Retirement Investing for Young People

Posted on September 25, 2012 at 12:11 PM PDT by

Retirement investing for young people is changing fast, and for all kinds of reasons, some cultural and some economic.

Take the economy right now. Despite what you may have heard, the United States is not in a depression. Technically, the last recession entered its “trough” point in the second quarter of June 2009. It has expanded since, although weakly and in fits and starts.

retirement investing for young people

The slow recovery, of course, is hardly comforting to the millions of unemployed and underemployed. Now there is evidence that retirement investing for young people means adopting a view of the economy and of saving that is wholly different from their Baby Boomer parents — less optimistic, less trusting, and decidedly more interested in thrift.

So reports The Wall Street Journal:

Retirement planners see a generational change in the offspring of baby boomers. These Americans, generally described as people born between 1946 and 1964, typically were raised by thrifty parents who had survived the Depression. Boomers grew up in a hopeful postwar world, where prosperity seemed to grow with age. Many worried little about retirement and many built significant debt.

Now they are facing a crisis. Unemployment among people ages 55 to 64 has doubled in five years, Labor Department data show. Americans are typically approaching retirement with 401(k) accounts that hold less than one-quarter the amount they need to maintain their standards of living when their work life ends, according to data from the Federal Reserve and the Center for Retirement Research at Boston College. Many of their grown children, fearing that the world isn’t getting much better, are trying to better prepare.

It’s an eye-opening trend, and all the more reason retirement investing for young people requires questioning the assumptions their parents made about the future.

You see this showing up across the economy. Young workers are more particular about spending (Apple iPhones notwithstanding) and more interested in what really works. They are abandoning fixed costs of living such as cable TV and new car payments for simpler and cheaper ways of getting the things they want or need.

For instance, young people are more apt to shop an airline ticket down to the bare-bones cost and stay over on the couch of a stranger they met online through a service. They’ll share a car, take classes online, whatever it takes to get the price that works. Above all, they’ll switch from brands their parents revered without a second thought.

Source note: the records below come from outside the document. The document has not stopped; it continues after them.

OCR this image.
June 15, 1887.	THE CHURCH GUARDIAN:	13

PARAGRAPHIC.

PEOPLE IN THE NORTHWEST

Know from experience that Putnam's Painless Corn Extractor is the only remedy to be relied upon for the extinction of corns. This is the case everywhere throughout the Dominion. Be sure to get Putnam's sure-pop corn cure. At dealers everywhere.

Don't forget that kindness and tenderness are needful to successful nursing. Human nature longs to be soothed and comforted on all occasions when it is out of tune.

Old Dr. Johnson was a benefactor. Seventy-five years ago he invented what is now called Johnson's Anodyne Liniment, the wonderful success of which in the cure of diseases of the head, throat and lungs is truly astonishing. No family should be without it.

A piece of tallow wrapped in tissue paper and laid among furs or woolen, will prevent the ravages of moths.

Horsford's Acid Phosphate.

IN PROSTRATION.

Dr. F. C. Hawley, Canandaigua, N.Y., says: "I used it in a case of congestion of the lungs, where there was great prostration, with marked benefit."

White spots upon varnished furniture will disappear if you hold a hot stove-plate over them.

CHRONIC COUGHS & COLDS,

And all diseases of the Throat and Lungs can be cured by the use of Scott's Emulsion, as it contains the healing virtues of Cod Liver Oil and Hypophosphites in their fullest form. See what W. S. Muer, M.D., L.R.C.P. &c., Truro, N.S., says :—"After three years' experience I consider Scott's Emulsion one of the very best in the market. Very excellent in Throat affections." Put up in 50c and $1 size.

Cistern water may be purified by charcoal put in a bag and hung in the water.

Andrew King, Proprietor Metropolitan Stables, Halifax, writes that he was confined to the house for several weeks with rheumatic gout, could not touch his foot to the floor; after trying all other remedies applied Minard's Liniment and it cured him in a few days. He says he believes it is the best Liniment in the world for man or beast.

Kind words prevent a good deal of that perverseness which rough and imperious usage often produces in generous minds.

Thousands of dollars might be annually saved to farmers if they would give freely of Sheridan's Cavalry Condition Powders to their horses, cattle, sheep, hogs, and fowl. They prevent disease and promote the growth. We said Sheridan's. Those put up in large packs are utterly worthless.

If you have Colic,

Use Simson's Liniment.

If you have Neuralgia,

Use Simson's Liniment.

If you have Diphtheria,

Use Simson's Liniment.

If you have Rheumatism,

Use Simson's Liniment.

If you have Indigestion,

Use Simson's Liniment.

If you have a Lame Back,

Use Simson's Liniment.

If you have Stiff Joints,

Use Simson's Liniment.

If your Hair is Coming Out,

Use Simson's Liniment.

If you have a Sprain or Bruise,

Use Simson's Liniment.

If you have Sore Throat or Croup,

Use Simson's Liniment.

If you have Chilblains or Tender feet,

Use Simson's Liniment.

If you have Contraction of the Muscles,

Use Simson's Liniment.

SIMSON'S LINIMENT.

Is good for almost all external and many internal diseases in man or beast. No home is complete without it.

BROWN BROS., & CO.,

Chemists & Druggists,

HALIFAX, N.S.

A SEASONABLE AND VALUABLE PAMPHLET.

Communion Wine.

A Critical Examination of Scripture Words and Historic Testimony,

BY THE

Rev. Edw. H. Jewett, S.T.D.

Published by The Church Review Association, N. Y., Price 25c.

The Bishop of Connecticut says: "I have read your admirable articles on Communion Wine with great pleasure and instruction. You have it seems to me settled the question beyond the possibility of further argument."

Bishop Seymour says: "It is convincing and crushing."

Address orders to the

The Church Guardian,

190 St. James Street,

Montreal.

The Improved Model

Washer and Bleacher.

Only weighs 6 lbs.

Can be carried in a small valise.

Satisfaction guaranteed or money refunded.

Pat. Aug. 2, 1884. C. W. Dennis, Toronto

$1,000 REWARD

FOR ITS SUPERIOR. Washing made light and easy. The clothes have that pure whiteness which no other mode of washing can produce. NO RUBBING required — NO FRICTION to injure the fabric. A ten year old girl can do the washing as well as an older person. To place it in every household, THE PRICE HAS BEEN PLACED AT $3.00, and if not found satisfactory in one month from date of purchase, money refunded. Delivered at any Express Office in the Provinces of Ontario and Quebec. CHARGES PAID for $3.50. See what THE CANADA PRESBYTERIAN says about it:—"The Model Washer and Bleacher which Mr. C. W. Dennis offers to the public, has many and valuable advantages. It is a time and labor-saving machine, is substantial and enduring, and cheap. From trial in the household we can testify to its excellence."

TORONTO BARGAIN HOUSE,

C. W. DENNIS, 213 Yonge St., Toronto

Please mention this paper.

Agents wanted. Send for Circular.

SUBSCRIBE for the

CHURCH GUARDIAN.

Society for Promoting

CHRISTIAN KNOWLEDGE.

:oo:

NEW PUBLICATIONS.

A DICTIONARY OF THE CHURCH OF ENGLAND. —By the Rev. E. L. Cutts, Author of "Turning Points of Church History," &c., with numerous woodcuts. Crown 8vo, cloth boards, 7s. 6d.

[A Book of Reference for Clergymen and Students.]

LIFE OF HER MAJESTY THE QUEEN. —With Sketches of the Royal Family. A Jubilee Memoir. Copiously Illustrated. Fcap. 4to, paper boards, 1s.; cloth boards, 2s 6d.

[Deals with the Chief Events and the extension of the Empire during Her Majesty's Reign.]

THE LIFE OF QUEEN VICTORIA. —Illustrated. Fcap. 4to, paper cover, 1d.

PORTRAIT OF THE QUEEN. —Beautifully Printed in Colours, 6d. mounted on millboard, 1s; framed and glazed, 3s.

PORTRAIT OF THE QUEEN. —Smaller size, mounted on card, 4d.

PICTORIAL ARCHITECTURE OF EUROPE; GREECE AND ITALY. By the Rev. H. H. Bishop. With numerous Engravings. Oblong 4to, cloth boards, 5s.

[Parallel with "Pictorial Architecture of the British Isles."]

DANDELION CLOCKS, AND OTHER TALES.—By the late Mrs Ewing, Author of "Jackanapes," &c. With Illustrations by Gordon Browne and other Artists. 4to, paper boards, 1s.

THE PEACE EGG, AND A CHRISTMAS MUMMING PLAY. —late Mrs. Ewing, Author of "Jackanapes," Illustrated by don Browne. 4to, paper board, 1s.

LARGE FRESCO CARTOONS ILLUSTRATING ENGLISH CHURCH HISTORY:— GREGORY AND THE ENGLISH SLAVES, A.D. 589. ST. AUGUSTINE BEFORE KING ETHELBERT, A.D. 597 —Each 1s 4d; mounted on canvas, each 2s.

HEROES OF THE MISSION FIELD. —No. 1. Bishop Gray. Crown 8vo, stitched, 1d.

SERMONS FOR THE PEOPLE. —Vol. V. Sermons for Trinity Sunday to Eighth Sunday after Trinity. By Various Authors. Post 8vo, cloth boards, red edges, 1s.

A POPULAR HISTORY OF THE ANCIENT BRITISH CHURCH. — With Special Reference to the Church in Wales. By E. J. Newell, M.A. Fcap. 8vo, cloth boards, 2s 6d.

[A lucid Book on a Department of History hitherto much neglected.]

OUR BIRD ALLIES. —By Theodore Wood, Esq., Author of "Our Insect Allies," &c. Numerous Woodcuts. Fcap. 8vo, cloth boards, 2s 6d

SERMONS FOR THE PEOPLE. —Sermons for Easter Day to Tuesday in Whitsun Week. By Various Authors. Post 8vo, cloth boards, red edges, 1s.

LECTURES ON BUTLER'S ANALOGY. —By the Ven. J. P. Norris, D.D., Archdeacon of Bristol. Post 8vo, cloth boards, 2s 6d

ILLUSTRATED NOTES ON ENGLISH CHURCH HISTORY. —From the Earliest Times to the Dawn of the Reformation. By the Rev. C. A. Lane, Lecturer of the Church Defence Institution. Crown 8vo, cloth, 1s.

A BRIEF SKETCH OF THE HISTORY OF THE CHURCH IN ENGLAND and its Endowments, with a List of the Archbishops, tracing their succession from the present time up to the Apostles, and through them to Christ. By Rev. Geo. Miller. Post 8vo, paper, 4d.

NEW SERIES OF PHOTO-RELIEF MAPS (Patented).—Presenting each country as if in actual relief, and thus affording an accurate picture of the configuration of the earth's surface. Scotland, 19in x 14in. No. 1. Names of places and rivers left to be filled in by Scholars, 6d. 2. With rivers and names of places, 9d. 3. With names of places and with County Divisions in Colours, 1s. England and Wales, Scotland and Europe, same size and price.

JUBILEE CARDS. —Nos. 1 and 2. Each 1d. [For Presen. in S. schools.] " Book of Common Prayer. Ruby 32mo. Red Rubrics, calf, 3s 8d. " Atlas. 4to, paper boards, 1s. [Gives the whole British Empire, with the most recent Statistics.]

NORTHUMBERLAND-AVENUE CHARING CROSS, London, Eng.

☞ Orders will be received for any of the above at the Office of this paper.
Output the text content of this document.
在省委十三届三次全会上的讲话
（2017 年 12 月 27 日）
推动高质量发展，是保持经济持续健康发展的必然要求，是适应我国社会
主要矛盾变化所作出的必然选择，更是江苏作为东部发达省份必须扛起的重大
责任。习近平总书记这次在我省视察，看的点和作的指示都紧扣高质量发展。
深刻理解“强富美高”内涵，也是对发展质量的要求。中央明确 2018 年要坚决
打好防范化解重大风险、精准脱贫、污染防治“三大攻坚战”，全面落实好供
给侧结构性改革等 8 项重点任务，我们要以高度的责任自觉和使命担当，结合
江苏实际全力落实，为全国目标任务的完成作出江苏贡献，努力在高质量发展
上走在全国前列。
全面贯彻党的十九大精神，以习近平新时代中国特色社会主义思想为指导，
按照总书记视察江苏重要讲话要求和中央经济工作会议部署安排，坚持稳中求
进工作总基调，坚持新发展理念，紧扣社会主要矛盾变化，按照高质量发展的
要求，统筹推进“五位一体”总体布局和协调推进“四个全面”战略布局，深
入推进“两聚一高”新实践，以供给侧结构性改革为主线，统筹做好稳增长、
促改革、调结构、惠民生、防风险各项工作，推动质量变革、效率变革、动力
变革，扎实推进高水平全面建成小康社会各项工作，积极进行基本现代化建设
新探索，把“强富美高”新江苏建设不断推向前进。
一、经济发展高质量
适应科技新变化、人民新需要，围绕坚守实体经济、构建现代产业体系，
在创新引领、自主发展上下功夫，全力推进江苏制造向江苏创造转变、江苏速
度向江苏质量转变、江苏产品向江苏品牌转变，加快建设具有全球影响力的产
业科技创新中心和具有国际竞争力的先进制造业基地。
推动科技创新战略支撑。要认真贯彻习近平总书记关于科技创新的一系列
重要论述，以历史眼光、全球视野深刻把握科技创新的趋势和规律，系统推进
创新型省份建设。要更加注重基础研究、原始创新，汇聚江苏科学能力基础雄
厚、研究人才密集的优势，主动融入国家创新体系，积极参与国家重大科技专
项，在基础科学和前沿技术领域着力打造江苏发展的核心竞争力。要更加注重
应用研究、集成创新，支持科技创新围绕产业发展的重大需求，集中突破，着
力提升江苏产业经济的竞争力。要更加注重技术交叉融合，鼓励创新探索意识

Just about every price point can be compared and considered online, well before a click to buy. You can see the effect of this on the big-box retail stores, which are collapsing under their own weight as online retailers push down cost across dozens of categories. It must be tough to be a marketer these days.

On the other hand, investors have had a great time online. Financial products that seemed mysterious and impenetrable a few years ago — insurance, certificates of deposit, high-yield checking, credit lines — are now bought online without a middleman. Every penny saved is soon converted into lower premiums or higher rates.

Retirement investing for young people is here

Information is power, power is leverage, leverage is money. Retirement investing for young people is no different. Why would anyone pay a broker to buy or sell a common stock when you can do it online? There is a need for advice, sure, and possibly some exotic trading tactics require professional help. But that’s not what most people do. Most people buy and hold.

Similarly, the kind of financial oversight that once commanded a premium — such as building a strong asset allocation — really comes down to a relatively simple set of questions. You could hire a pro to build you a tailored approach, but the truth is he or she will simply sit down at a computer, type in answers to a few questions, and recommend a portfolio.

Tax advice? IRA rollovers? Something more complex? Hire good counsel. They can bring you a true value-add, especially as laws change. It can really help, too, to have a sounding board when you need to make a life decision. Retirement investing for young people, however, is rarely that complicated.

Instead, retirement investing for young people should be about cutting costs on the simple stuff, shaving those pennies and putting them into the portfolio to grow. A solid, well-built passive investment portfolio of index funds and ETFs is something you can construct on your own in an hour or two, online, with little need for costly professional oversight.